Will I ever be a good writer?
#29. Learning from an attempt at fictional writing
I want to write fiction, but I find it hard enough to write about my daily thoughts and experiences.
Yesterday I began writing a fictional short story. I started out optimistically; I had a calm, clear mind and spent about an hour creating a plot for the story I was going to write. I was happy with the slow and steady progress and was excited to make the story a reality. As I finalised the plan, my mind started to feel a bit foggy and lethargic so I decided to take a break, hoping to return refreshed, re-invigorated and ready to write.
I went downstairs, made myself a coffee and chatted with my mum for a bit.
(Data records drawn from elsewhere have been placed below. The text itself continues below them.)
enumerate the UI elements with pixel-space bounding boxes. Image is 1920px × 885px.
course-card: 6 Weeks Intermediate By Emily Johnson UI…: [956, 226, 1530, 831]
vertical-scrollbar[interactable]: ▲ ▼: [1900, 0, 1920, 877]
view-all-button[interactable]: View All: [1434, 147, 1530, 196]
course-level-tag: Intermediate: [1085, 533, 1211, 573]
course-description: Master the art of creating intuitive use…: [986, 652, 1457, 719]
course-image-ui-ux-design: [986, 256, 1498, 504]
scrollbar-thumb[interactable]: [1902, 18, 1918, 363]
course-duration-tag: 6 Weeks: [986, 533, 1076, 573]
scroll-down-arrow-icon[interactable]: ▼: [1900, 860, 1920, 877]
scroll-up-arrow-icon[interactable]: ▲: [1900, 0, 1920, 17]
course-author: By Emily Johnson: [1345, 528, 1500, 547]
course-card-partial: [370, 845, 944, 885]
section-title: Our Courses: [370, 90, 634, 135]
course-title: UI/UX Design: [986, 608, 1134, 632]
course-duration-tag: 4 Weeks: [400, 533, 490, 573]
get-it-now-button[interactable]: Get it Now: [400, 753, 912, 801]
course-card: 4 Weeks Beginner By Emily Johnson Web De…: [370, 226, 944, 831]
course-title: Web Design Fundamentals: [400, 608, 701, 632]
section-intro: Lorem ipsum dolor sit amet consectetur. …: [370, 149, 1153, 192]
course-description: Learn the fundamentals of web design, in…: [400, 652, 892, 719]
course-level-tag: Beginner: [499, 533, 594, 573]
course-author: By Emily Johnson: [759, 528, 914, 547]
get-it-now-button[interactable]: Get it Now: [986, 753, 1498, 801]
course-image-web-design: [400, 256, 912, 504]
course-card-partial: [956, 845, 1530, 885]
I returned to my room, sat down at my desk and opened my computer. It took me a while to re-fresh my memory of the story — before my break the idea had felt fully formed but now it seemed to have split into fragments and I was having difficult piecing it back together.
I decided to just start writing, hoping that the global picture would return and the story would flow. However, due to my lack of clarity regarding the direction of the story, I wasn’t sure of the relative significance of events. I wrote detailed descriptions of the first scene, only to realise that I had used up half the word limit and still had four more scenes to go.
Long-standing doubt about my writing ability started creeping back into my mind. Memories of sitting in front of a blank page in English class. I struggled on for another two hours, but ultimately called it a day without much satisfaction.
The initial excitement I had felt after writing the plan had faded and been replaced by self-doubt. Will I ever be able to write fiction? If this is something I am not naturally good at, should I just forget about it and focus on what I AM good at?
Can anyone write fiction?
A fundamental assumption here is that one can ‘learn’ to write fiction. The growth mindset believes this to be the case and supports its claim with many real-life examples. For example, people with a life-long fear of mathematics were shown to have the ability to excel after transitioning from a fixed to a growth mindset.
But I accept there are limitations; if I haven’t developed critical skills by a young age it is unlikely that I will live long enough to fully develop them. Most ‘geniuses’ are people who, by fate or fortune, started serious practice at a young age and thus accumulated the “10,000 hours” of serious practice that Malcolm Gladwell describes; for example, Mozart started composing at age 11 but didn’t produce his first masterpiece until age 21. I started reading books when I was 22 so I shouldn’t beat myself up if I don’t become the next Shakespeare.
How to learn to write fiction
Become competent in non-fiction
I believe that writing non-fiction is easier than writing fiction. This may be because I have read more non-fiction, or because my brain is wired in this way, but I writing fiction requires the same skills for non-fiction plus additional ones.
So by continuing to develop my non-fiction writing abilities, I will develop transferable skills that will help me to write fiction. This will require continuous, sustained practice, to the point where I can write with unconscious competence.
Learning from others
If I have seen further, it is by standing on the shoulders of giants.
Becoming outstanding in any field is almost impossible by yourself — you must learn from others. So far in my life I have read about 15 fiction books. That’s less than one a year on average since I learnt to read. So I shouldn’t be that surprised if I struggle to write fiction.
But to learn quickly from others you have to practice output — it can’t be done passively. As I tried to write yesterday, I noticed myself recalling passages from fiction books I’d read, coming to new realisations about literary techniques and then trying to incorporate them into my writing.
For example, a book I read recently used overlapping narratives without explicitly stating this and as a reader I felt a sense of accomplishment from figuring it out. I would never have noticed this technique had I not been trying to write myself.
I will continue to read lots of fiction while bearing this in mind, so that I can incorporate new techniques into my arsenal and choose the most appropriate ones to incorporate for any particular story.
Is it worth it?
I accept that I am never going to be a ground-breaking fiction author. I know that conventional advice is to focus on cultivating what I’m good at if I want to make an impact. But I truly love the challenge, and for that reason I’m going to keep on striving and see what happens.